In zehn packenden Episoden erzählt The Terror eine Geschichte menschlicher, speziell westlicher Hybris. Die Handlung konzentriert sich auf wenige, entscheidende Akteure: Neben den Kapitänen sind dies der nach Ruhm gierende James Fitzjames (Tobias Menzies), der erfahrene Offizier Thomas Blanky (Ian Hart), der Assistent des Schiffsartzes, Harry Goodsir (Paul Ready) und der unscheinbare Seemann Cornelius Hickey (Adam Nagaitis). Jeder hat seine Rolle auf dem Schiff zu erfüllen, jeder muss seine persönlichen Dämonen überwinden. Interne und externe Konflikte treiben die Handlung in eher gemächlichem Tempo voran, stets arbeitet The Terror mit Andeutungen und baut Mysterien auf, von denen am Ende auch nicht alle aufgelöst werden.
In Verbindung mit dem eingeschränkten Schauplatz und den ausufernden Gewalt- und Grenzerfahrungen werden die zehn Episoden so jedoch zu einem extrem intensiven und atmosphärischen Erlebnis. Nur zwei größere Kritikpunkte muss sich die Serie gefallen lassen. Zum einen die regelmäßigen (wohl durch Werbepausen bedingten) Schwarzblenden, die den Erzählfluss stören. Zum anderen die Tatsache, dass die Schiffe bis zum Schluss nicht zur greifbaren Schauplätzen werden, sondern stets wie Kulissen wirken – trotz ihrer authentischen Ausstattung.

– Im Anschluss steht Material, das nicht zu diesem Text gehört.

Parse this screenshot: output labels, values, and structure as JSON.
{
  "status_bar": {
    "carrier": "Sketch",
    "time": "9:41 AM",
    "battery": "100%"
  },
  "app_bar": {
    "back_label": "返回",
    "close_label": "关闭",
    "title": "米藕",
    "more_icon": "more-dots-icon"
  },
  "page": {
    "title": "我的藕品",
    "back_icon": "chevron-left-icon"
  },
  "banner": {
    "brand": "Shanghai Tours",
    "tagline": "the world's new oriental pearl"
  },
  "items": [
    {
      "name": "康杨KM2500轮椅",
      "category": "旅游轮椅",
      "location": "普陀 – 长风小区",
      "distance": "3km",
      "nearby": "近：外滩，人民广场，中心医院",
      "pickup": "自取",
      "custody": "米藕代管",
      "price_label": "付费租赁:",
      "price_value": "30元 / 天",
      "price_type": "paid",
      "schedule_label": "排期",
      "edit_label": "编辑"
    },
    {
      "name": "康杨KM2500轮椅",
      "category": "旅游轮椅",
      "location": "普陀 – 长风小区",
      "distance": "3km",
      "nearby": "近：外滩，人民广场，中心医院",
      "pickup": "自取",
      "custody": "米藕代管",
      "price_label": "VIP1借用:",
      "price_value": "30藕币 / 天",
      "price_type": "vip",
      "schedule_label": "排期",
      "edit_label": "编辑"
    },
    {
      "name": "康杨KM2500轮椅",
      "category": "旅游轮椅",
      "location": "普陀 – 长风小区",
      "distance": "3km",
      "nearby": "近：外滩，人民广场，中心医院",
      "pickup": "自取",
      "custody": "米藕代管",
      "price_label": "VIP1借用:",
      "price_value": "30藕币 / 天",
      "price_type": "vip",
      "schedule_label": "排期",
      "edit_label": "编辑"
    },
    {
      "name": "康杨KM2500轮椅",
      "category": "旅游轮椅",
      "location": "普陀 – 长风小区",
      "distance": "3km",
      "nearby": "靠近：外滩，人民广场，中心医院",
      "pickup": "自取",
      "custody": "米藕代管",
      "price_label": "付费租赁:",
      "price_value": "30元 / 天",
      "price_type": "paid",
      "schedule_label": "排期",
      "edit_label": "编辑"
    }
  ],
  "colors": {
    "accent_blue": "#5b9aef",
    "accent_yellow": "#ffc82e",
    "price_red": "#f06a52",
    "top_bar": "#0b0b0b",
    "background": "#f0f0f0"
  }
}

Angesichts all der Stärken – Schauspieler, Set-Design, Cinematografie und Musik, die zum Schneiden dichte Atmosphäre und nicht zuletzt der real-historische Hintergrund – rücken diese Problemchen aber weit in den Hintergrund. The Terror ist eine extrem packende Serie, die den Irrglauben der menschliche Überlegenheit gegenüber der Natur vollkommen dekonstruiert und uns ordentlich das Fürchten lehrt. Nicht nur vor Monstern im Schnee, sondern vor allem vor der Unbarmherzigkeit der Wildnis.
The Terror ist in Deutschland auf Amazon Prime Video verfügbar. Die zweite Staffel der Anthologie-Serie soll im August starten und im zweiten Weltkrieg spielen.